Title: Gluconeogenesis continues in premature infants receiving total parenteral nutrition Authors
|Chacko, Shaji -|
|Sunehag, Agneta -|
Submitted to: Trade Journal Publication
Publication Type: Peer Reviewed Journal
Publication Acceptance Date: February 15, 2010
Publication Date: November 1, 2010
Citation: Chacko, S.K., Sunehag, A.L. 2010. Gluconeogenesis continues in premature infants receiving total parenteral nutrition. Archives of Disease in Childhood, Fetal & Neonatal Edition. 95(6):F413-F418. Interpretive Summary: Infants born prematurely are at high risk of disturbed sugar metabolism, particularly during their first week of life when they are dependent on nutrition (sugar, fat, and protein) by vein. These infants are often receiving sugar by vein at high infusion rates, which results in a frequent occurrence of high blood sugar concentrations. This can have negative effects on their short and long term clinical outcome. The purpose of this study was to determine, whether the production of new sugar (gluconeogenesis) in the liver continues even when the infants receive sugar by vein at rates exceeding their requirements in addition to fat and protein. We studied eight infants born after an average of 26.5 weeks and with birth weights averaging 1 kg. The results of the study show that production of new sugar continues despite the sugar supply exceeded the estimated requirements. Further, blood sugar concentrations were directly related to the amount of sugar given by vein. Since the body’s own production of sugar can obviously not be regulated, the best way to prevent high blood sugar is to adjust the sugar infusion to the infants’ requirements.
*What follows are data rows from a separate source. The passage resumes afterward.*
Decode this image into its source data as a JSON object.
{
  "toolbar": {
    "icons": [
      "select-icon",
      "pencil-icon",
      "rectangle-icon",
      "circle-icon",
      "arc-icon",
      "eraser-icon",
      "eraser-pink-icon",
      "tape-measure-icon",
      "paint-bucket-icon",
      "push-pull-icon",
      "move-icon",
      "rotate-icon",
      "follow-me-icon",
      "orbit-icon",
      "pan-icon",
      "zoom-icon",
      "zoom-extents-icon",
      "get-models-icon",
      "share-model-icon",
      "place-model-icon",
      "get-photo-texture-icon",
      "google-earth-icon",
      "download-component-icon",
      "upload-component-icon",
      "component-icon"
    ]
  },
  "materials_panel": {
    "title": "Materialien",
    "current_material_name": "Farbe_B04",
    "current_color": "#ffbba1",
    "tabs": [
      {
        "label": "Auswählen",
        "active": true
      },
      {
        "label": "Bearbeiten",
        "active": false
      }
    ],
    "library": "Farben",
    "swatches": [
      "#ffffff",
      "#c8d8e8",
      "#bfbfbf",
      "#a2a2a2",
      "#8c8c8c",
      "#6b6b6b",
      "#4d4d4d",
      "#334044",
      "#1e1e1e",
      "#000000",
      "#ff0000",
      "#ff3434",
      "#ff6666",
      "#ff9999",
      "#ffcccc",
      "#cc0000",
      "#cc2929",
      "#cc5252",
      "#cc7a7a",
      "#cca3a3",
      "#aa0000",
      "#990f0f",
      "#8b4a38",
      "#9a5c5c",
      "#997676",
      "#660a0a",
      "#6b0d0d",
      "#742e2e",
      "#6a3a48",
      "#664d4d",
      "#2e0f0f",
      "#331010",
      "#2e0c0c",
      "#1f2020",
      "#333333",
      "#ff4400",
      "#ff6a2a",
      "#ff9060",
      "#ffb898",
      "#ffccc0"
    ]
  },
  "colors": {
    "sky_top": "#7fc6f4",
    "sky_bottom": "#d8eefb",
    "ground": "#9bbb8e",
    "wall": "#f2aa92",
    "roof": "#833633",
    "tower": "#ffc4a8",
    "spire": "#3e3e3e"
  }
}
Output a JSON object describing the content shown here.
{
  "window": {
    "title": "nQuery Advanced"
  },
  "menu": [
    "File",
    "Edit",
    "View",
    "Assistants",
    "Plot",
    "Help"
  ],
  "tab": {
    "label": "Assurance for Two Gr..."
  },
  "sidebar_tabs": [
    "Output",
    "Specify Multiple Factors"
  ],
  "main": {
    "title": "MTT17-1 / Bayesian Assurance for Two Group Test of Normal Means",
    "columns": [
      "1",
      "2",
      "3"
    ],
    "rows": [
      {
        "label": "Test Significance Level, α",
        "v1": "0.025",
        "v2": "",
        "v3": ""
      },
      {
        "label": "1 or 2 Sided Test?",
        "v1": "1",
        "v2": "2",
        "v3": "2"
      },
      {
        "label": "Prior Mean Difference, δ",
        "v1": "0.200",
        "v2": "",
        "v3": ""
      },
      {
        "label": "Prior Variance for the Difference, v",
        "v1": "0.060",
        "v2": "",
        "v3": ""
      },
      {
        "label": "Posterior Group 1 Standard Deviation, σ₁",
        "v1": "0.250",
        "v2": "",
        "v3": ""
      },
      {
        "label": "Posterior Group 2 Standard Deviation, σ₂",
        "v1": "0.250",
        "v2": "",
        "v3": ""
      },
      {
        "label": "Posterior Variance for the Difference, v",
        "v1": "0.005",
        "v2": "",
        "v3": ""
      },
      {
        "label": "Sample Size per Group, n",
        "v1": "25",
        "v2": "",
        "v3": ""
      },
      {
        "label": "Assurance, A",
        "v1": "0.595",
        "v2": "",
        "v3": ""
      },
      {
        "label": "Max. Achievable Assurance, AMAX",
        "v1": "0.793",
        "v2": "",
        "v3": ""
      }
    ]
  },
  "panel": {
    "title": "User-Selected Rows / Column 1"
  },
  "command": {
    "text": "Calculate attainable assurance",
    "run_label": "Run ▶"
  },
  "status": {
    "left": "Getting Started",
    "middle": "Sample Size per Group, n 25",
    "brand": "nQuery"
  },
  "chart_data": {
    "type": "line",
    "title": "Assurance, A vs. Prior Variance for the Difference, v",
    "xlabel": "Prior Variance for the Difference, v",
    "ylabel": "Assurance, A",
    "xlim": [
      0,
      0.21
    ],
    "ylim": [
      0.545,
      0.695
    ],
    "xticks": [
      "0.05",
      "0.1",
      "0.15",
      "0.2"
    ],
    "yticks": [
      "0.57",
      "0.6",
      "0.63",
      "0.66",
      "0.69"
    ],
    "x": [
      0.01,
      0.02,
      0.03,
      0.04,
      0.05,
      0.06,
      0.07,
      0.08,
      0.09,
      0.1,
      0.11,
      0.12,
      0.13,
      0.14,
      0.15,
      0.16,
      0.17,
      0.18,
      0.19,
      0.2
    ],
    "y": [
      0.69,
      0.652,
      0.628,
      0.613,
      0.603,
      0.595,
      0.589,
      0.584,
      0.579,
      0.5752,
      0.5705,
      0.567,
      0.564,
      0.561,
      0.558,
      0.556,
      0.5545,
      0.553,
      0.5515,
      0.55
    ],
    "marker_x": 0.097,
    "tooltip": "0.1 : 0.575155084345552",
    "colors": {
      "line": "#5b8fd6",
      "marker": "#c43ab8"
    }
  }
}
Technical Abstract: To determine the contribution of total gluconeogenesis, to glucose production in preterm infants receiving total parenteral nutrition (TPN) providing glucose exceeding normal infant glucose turnover rate, eight infants (0.955 +/- 0.066 kg, 26.5 - 0.5 wks, 4-1 d) were studied while receiving routine TPN. Glucose appearance rate (Ra) (the sum of rates of glucose infusion and residual glucose production), and gluconeogenesis were measured by stable isotope-GCMS techniques using deuterated water and applying the Chacko et. al. as well as the Landau et. al. methods. Blood glucose ranged from 5.2 to 14.3 mmol/L (94 to 257 mg/dl) and glucose infusion rate from 7.4 to 11.4 mg/kg.min, thus exceeding the normal glucose production rates of newborn infants in most of the babies. Glucose Ra was 12.4 +/- 0.6 and GPR 2.1 +/- 0.3 mg/kg.min. Gluconeogenesis as a fraction of glucose Ra was 11.2 +/- 1.1% (Chacko et. al) and 10.5 +/- 1.2% (Landau et. al) (NS) and the rate of gluconeogenesis 1.35 +/- 0.15 mg/kg.min (Chacko et. al) and 1.29 +/- 0.14 mg/kg.min (Landau et. al) (NS). Gluconeogenesis accounted for 73 +/- 11% and 68 +/- 10 (NS) of the glucose production rate for the two methods, respectively. Gluconeogenesis and glycogenolysis were not affected by total glucose infusion rate, glucose concentration, gestational age, or birth weight. Glucose concentration correlated with total glucose infusion rate and gestational age (combined R2=0.79, p=0.02). Gluconeogenesis is sustained in preterm infants receiving routine TPN providing glucose at rates exceeding normal infant glucose turnover rate, and accounts for the major part of residual glucose production. Gluconeogenesis is not affected by glucose infusion rate or blood glucose concentration.